Once a person earns about $950 a month from their pension, they can be hit by the full WEP regardless of their total retirement income. A study published in the Journal of Pension Economics and Finance in 2013 found that the WEP reduced “benefits disproportionately for households with lower lifetime covered earnings.”

But Aldeman was quick to point out the WEP’s limits. The deduction can’t total more than half your public pension. If you earn $700 a month from a pension, your Social Security cut can’t be greater than $350.

“The people who face a WEP penalty are not the poorest of the poor,” Aldeman said. “They are public employees who have substantial pensions.”

Lots of support, little action

Bills to repeal the WEP have had hundreds of co-sponsors over the years. The Social Security Fairness Act of 2019 had 264 of them – more than the number of votes needed to pass a bill in the U.S. House of Representatives.

Democratic Sen.
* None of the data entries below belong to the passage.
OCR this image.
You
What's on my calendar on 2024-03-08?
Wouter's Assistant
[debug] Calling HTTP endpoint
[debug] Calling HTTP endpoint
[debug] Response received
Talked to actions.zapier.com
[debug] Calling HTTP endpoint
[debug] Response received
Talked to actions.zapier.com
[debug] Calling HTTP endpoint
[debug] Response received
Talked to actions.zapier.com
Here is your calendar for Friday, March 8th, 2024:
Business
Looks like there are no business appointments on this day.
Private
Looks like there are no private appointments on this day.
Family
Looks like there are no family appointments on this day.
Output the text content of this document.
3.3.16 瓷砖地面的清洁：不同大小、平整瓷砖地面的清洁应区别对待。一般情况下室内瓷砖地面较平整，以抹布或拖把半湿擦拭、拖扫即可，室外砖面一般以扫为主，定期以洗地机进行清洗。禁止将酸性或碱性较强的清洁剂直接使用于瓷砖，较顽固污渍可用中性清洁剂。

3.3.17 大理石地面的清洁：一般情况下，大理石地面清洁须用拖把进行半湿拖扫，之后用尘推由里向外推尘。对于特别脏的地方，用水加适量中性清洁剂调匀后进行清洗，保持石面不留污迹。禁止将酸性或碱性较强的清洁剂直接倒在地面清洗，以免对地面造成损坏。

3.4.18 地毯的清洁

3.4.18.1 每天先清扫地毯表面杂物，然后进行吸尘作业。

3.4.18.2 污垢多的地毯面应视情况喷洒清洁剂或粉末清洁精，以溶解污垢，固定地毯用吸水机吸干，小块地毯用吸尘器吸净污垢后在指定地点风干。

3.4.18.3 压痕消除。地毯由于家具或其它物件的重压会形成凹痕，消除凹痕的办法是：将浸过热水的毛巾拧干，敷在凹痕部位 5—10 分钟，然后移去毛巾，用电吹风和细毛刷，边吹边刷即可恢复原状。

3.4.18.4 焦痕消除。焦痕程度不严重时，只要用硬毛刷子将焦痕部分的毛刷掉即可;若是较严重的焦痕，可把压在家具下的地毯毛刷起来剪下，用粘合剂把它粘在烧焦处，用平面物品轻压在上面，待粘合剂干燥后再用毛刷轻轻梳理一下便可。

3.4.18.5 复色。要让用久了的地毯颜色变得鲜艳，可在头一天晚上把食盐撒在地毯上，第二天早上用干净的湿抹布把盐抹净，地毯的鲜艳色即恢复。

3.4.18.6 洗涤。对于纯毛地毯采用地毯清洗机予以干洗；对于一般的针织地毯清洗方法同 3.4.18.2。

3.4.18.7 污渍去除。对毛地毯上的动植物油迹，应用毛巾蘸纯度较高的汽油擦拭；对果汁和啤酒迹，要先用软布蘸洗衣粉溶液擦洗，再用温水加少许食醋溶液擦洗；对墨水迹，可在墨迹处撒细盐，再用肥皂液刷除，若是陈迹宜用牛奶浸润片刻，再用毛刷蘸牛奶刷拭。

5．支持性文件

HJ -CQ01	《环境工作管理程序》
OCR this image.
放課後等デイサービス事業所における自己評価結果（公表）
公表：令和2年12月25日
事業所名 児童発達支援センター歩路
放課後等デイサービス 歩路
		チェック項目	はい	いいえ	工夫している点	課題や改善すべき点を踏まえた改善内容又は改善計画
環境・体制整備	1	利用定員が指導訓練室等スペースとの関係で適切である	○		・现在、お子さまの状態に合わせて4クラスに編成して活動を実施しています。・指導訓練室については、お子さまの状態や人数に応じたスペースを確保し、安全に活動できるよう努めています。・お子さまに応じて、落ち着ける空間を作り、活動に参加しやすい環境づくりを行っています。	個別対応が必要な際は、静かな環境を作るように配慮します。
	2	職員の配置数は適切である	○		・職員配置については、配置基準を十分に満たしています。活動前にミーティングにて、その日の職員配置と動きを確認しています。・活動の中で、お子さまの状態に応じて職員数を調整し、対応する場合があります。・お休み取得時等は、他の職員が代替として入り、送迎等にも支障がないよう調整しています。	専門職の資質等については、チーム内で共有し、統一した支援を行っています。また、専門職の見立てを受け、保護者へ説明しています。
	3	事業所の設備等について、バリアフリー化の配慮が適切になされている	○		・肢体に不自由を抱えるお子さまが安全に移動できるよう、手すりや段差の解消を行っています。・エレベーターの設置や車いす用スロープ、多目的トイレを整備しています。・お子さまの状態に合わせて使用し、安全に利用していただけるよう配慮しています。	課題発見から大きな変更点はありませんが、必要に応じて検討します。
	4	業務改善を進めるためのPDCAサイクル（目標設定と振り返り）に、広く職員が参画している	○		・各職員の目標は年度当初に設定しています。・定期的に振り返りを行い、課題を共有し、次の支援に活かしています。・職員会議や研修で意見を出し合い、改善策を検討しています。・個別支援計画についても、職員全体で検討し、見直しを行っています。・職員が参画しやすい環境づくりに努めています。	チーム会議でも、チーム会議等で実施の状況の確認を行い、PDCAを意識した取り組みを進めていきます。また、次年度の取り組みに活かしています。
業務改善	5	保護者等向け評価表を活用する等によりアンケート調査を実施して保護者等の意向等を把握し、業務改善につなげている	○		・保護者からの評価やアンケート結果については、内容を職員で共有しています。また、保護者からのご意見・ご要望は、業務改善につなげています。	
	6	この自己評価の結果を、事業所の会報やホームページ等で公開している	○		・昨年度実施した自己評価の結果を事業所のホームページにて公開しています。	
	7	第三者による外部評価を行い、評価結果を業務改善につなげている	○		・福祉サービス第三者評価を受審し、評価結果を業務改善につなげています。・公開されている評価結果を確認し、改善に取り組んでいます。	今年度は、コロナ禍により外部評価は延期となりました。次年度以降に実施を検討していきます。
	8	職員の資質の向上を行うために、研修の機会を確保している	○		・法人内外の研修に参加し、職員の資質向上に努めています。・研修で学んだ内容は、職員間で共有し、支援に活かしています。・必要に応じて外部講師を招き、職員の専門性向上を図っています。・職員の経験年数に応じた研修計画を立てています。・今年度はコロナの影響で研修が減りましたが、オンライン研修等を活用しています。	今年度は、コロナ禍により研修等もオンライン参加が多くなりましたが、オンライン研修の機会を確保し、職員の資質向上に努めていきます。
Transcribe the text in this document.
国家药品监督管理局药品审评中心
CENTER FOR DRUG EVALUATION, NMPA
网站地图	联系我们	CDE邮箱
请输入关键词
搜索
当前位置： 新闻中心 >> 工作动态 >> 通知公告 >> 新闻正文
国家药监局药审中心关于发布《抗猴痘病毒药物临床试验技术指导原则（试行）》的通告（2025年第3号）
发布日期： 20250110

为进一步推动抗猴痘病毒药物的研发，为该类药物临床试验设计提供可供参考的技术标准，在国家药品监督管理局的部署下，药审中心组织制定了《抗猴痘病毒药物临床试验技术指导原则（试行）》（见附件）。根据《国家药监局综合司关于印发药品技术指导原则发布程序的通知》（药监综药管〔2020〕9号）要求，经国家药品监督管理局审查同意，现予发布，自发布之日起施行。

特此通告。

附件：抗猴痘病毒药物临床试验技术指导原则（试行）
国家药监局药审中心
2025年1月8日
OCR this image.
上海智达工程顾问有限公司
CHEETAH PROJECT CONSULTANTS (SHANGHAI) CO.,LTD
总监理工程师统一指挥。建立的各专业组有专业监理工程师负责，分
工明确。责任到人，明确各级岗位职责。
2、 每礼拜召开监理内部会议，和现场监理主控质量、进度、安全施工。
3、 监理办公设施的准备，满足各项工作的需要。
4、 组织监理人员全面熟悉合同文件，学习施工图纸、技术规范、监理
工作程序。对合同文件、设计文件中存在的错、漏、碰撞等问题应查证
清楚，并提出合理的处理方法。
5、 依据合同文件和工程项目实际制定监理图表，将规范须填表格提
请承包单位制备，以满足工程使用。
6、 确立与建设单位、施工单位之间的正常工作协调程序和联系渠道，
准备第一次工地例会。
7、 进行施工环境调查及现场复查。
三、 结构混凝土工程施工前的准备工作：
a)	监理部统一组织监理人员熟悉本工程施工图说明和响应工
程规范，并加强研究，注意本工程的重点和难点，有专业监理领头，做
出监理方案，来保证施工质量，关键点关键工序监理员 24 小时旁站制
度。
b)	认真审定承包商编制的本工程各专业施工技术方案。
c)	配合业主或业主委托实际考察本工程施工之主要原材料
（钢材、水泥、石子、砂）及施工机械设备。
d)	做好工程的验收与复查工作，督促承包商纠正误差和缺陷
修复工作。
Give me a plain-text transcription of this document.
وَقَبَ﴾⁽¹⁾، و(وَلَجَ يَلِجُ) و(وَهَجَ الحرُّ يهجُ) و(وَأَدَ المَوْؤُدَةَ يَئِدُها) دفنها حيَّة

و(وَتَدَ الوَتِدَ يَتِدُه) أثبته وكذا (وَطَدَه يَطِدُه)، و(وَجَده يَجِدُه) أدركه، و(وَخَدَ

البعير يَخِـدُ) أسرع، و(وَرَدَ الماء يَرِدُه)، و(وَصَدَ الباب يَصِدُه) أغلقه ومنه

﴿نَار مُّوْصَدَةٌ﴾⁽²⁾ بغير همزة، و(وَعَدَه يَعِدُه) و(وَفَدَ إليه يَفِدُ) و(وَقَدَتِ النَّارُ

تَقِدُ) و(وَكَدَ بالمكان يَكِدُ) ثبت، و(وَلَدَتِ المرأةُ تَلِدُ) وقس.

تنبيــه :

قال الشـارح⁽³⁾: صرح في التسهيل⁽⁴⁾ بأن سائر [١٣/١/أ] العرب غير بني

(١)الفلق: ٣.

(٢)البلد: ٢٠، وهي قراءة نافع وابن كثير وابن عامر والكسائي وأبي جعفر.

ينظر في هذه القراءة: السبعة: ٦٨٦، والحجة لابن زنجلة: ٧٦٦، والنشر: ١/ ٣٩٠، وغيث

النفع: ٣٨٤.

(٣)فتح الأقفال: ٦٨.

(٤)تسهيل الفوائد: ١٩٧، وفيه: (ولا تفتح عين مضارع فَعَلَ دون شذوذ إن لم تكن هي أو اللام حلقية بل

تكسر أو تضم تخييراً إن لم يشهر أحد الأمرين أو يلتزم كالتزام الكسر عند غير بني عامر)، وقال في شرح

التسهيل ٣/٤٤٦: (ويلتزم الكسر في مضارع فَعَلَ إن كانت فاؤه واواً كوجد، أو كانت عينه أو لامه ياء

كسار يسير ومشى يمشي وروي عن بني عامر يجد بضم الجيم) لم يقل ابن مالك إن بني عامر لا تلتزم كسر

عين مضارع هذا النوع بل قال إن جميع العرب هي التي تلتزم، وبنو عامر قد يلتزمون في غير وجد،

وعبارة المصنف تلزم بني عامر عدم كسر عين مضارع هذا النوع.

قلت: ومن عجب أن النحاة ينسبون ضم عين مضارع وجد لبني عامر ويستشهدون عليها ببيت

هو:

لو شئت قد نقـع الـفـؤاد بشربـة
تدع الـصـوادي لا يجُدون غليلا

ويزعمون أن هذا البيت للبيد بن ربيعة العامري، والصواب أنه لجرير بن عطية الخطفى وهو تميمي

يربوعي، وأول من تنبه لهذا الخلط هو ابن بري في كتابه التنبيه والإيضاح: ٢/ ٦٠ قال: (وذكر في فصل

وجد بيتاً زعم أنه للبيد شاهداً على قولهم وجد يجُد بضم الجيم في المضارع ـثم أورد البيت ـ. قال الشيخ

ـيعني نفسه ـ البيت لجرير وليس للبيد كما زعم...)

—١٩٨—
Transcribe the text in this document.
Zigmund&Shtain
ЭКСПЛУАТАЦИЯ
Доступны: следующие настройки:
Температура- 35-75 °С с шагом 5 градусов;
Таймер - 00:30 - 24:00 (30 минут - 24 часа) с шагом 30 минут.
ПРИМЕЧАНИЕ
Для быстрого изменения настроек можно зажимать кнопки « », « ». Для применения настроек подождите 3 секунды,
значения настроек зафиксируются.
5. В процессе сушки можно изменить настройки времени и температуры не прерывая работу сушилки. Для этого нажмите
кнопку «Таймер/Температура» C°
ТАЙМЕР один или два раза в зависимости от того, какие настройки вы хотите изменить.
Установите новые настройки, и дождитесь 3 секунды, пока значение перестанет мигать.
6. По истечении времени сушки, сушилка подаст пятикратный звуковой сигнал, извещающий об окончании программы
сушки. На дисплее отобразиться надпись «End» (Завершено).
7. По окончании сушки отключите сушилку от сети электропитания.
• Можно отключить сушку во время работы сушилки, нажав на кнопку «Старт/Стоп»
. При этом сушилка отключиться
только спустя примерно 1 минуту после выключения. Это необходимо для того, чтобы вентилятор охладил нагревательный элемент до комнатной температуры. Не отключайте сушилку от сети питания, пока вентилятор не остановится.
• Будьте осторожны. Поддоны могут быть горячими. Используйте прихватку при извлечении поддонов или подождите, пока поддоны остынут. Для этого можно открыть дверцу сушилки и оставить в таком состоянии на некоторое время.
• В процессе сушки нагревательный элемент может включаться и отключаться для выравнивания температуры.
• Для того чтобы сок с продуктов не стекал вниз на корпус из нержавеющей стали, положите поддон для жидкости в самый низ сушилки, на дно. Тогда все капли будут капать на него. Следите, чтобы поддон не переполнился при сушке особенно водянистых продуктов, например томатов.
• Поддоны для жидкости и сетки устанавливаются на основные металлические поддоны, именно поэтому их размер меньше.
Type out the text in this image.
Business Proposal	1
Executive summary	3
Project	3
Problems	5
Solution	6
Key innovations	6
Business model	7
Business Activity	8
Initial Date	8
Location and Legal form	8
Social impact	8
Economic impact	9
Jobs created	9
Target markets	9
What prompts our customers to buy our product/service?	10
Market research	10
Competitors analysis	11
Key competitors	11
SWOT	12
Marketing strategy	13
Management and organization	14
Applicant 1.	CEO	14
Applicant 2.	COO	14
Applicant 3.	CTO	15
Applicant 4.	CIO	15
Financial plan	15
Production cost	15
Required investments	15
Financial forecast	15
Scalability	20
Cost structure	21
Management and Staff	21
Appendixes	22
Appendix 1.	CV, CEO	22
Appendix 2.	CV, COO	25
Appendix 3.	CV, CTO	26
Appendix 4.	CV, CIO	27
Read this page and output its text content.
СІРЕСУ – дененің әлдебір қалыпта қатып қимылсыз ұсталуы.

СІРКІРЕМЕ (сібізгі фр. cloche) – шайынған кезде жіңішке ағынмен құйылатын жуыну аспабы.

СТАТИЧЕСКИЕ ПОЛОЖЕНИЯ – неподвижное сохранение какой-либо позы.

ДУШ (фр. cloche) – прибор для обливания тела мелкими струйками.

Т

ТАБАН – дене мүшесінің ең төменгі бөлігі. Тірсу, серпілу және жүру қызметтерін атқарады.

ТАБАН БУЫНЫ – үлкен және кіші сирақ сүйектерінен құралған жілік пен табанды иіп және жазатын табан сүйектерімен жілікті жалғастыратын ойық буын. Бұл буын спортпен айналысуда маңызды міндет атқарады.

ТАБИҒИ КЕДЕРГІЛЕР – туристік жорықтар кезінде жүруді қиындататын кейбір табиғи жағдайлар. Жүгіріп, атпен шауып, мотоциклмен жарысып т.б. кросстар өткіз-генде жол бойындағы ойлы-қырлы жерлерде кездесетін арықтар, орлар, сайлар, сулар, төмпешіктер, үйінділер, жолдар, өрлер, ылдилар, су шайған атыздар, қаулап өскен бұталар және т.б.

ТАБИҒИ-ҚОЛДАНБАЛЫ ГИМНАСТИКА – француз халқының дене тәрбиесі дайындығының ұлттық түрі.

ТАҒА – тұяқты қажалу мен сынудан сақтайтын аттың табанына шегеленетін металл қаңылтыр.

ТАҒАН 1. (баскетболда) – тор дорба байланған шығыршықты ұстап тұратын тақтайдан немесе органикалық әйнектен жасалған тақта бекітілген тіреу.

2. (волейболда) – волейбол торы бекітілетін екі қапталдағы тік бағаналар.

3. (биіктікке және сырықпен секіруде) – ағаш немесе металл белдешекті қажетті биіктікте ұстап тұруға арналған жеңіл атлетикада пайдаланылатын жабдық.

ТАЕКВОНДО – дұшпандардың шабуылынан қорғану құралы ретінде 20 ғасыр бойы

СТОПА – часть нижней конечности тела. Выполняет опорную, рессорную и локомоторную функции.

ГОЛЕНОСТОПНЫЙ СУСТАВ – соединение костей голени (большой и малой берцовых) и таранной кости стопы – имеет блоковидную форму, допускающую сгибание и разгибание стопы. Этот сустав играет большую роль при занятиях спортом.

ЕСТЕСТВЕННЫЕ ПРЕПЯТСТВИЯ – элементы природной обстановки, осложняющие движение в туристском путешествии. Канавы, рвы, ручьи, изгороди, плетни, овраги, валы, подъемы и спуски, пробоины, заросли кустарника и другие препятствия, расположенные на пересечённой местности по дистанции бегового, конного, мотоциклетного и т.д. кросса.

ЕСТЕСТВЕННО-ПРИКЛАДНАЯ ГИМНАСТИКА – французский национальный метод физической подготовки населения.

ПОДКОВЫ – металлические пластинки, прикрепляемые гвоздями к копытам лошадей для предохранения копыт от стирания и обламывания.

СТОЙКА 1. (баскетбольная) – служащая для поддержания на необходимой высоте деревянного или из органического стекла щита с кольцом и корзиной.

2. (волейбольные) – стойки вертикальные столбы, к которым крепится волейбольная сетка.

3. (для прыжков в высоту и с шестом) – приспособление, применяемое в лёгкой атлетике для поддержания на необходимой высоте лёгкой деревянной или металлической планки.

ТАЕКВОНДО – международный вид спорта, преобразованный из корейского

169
Sherrod Brown has repeatedly introduced a bill with two of his Republican colleagues to repeal the WEP. Yet none of them have ever had a single committee hearing.

“We’ve had promises for 35 years that it’s going to be taken care of,” Monto said. “We keep trying, but we don’t hold out much hope.”

Aldeman thinks both the cost of repeal and the complexity of reform (creating new winners and losers) have kept WEP bills tucked in desk drawers around Washington D.C.

“This is more speculation than anything, but my hunch is that they are supporting it for political reasons, but they don’t want to take the vote on it,” Aldeman said.

For example, one reform bill called the Equal Treatment of Public Servants Act would make a few significant changes to the WEP. One of those would be to create a new penalty formula based on a person’s entire income.

Low-wage workers would get more money in this scenario, but it could hurt people who spend a short time working in the public sector, according to an analysis by Chantel Boyens of the Urban Institute.

That’s because the bill would eliminate the rule that limits the hit to people with smaller pensions – like a teacher who decided on a new career path after spending a decade in a public school.

“I think it’s pretty simply a fairness issue for people who have paid into both ...,” U.S. Rep. Steve Stivers, R- Columbus, said “The formula that takes away their Social Security is very punitive.”

Stivers prefers a full repeal, and he hopes this year’s version collects 290 House sponsors; the magic number needed to force a floor vote.

“There’s a path to get this done even if it doesn’t go through the committee,” Stivers said.

The new White House administration might also be willing to help. President Joe Biden talked about repealing the WEP on the campaign trail, saying back in February 2020 that “these workers deserve the benefits they’ve earned.”

And the COVID-19 pandemic has pushed lawmakers at every level of government to look at ways to get more money into people’s hands. A version of WEP reform was floated as part of the first federal aid package passed by Congress last spring.

“I think momentum’s been building,” Aldeman said.

But whether it’s enough to force to finally push a 37-year-old issue across the finish line, is anyone’s guess.